Nor is Google an advertising agency, despite claims to the contrary from time to time. They may serve up tools that traditionally were provided by agencies to clients but they are aimed at smaller advertisers who are unlikely to go the agency route.

As Google trims the fat accumulated over the last couple of years of stunning revenue growth it’s easier to see the outline of the real company emerge. What they’ve cut back on are the extraneous bits that don’t allow them to serve up content and advertising. Compared to a diversified company like GE which has a substantial manufacturing and technology businesses in addition to its entertainment holdings, Google looks like a purer media player.

Given the increasingly fluid parameters of 21st century media, Google also serves as a preview of what’s to come. After all, the backbone of YouTube has been user-created videos, just as Google’s search engine plumbs the Internet for information that is by and large created by non-Google entities and individuals. There is a parallel here with broadcast network television which is relying increasingly on unscripted “reality” shows.

The longer term possibilities of a convergent media world are also implicit in the way Google, YouTube and indeed Hulu works right now. Search means access without the temporal boundaries imposed by a programming schedule. Each program becomes an entity that lives or dies on its own without regard to the vagaries of what night it’s on or which show it’s up against.
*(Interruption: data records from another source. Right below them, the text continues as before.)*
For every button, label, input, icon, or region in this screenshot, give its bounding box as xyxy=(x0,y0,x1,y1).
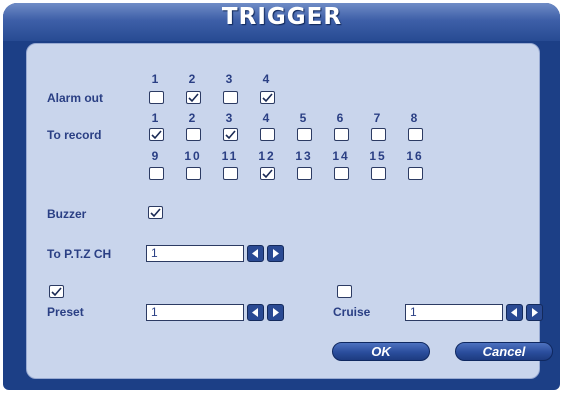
alarm-out-number: 4 xyxy=(262,72,272,86)
record-channel-checkbox[interactable] xyxy=(334,128,349,141)
record-channel-checkbox[interactable] xyxy=(149,128,164,141)
record-channel-checkbox[interactable] xyxy=(223,128,238,141)
ptz-channel-field[interactable]: 1 xyxy=(146,245,244,262)
check-icon xyxy=(262,169,273,179)
check-icon xyxy=(188,93,199,103)
record-channel-number: 7 xyxy=(373,111,383,125)
settings-panel xyxy=(26,43,540,379)
to-record-label: To record xyxy=(47,128,102,142)
arrow-right-icon xyxy=(273,249,279,258)
buzzer-label: Buzzer xyxy=(47,207,87,221)
check-icon xyxy=(262,93,273,103)
record-channel-number: 5 xyxy=(299,111,309,125)
record-channel-checkbox[interactable] xyxy=(297,128,312,141)
arrow-right-icon xyxy=(532,308,538,317)
alarm-out-checkbox[interactable] xyxy=(223,91,238,104)
cruise-field[interactable]: 1 xyxy=(405,304,503,321)
cancel-button[interactable]: Cancel xyxy=(455,342,553,361)
cruise-checkbox[interactable] xyxy=(337,285,352,298)
arrow-left-icon xyxy=(511,308,517,317)
record-channel-checkbox[interactable] xyxy=(223,167,238,180)
alarm-out-number: 2 xyxy=(188,72,198,86)
record-channel-checkbox[interactable] xyxy=(371,128,386,141)
preset-checkbox[interactable] xyxy=(49,285,64,298)
record-channel-checkbox[interactable] xyxy=(334,167,349,180)
record-channel-number: 14 xyxy=(332,149,350,163)
cruise-label: Cruise xyxy=(333,305,371,319)
arrow-right-icon xyxy=(273,308,279,317)
record-channel-number: 13 xyxy=(295,149,313,163)
arrow-left-icon xyxy=(252,249,258,258)
check-icon xyxy=(51,287,62,297)
record-channel-number: 16 xyxy=(406,149,424,163)
alarm-out-label: Alarm out xyxy=(47,91,104,105)
record-channel-checkbox[interactable] xyxy=(297,167,312,180)
record-channel-number: 3 xyxy=(225,111,235,125)
record-channel-checkbox[interactable] xyxy=(260,167,275,180)
record-channel-checkbox[interactable] xyxy=(186,128,201,141)
ok-button[interactable]: OK xyxy=(332,342,430,361)
record-channel-number: 11 xyxy=(221,149,239,163)
record-channel-number: 6 xyxy=(336,111,346,125)
check-icon xyxy=(225,130,236,140)
ptz-next-button[interactable] xyxy=(267,245,284,262)
record-channel-checkbox[interactable] xyxy=(260,128,275,141)
alarm-out-checkbox[interactable] xyxy=(149,91,164,104)
arrow-left-icon xyxy=(252,308,258,317)
preset-label: Preset xyxy=(47,305,84,319)
preset-next-button[interactable] xyxy=(267,304,284,321)
record-channel-number: 10 xyxy=(184,149,202,163)
alarm-out-number: 1 xyxy=(151,72,161,86)
check-icon xyxy=(150,208,161,218)
record-channel-checkbox[interactable] xyxy=(408,128,423,141)
alarm-out-checkbox[interactable] xyxy=(186,91,201,104)
buzzer-checkbox[interactable] xyxy=(148,206,163,219)
record-channel-number: 9 xyxy=(151,149,161,163)
alarm-out-checkbox[interactable] xyxy=(260,91,275,104)
ptz-prev-button[interactable] xyxy=(247,245,264,262)
preset-field[interactable]: 1 xyxy=(146,304,244,321)
record-channel-number: 8 xyxy=(410,111,420,125)
cruise-prev-button[interactable] xyxy=(506,304,523,321)
preset-prev-button[interactable] xyxy=(247,304,264,321)
record-channel-number: 1 xyxy=(151,111,161,125)
record-channel-checkbox[interactable] xyxy=(186,167,201,180)
record-channel-number: 4 xyxy=(262,111,272,125)
to-ptz-label: To P.T.Z CH xyxy=(47,247,112,261)
record-channel-checkbox[interactable] xyxy=(408,167,423,180)
record-channel-checkbox[interactable] xyxy=(371,167,386,180)
check-icon xyxy=(151,130,162,140)
record-channel-number: 15 xyxy=(369,149,387,163)
alarm-out-number: 3 xyxy=(225,72,235,86)
record-channel-checkbox[interactable] xyxy=(149,167,164,180)
record-channel-number: 12 xyxy=(258,149,276,163)
record-channel-number: 2 xyxy=(188,111,198,125)
cruise-next-button[interactable] xyxy=(526,304,543,321)
dialog-title: TRIGGER xyxy=(221,4,343,30)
In other words, Arrested Development could still be cranking out new episodes.

For advertisers, this opens up a whole new set of options.

Targeting will be even more finely tuned as people search for their favorite shows and movies, or programming with specific topics or stars. People watching Mork and Mindy in Anchorage on a Tuesday night at 11:00PM will get different ads then people watching the same content in Tucson on a Saturday afternoon. There will even be two chances to serve ads, during the search and during the programming (either as a pre-roll, with interruptions as is the case on much of television now, or even at the bottom of the image as on some YouTube vids. Don’t like it? That’s what premium channels are for.)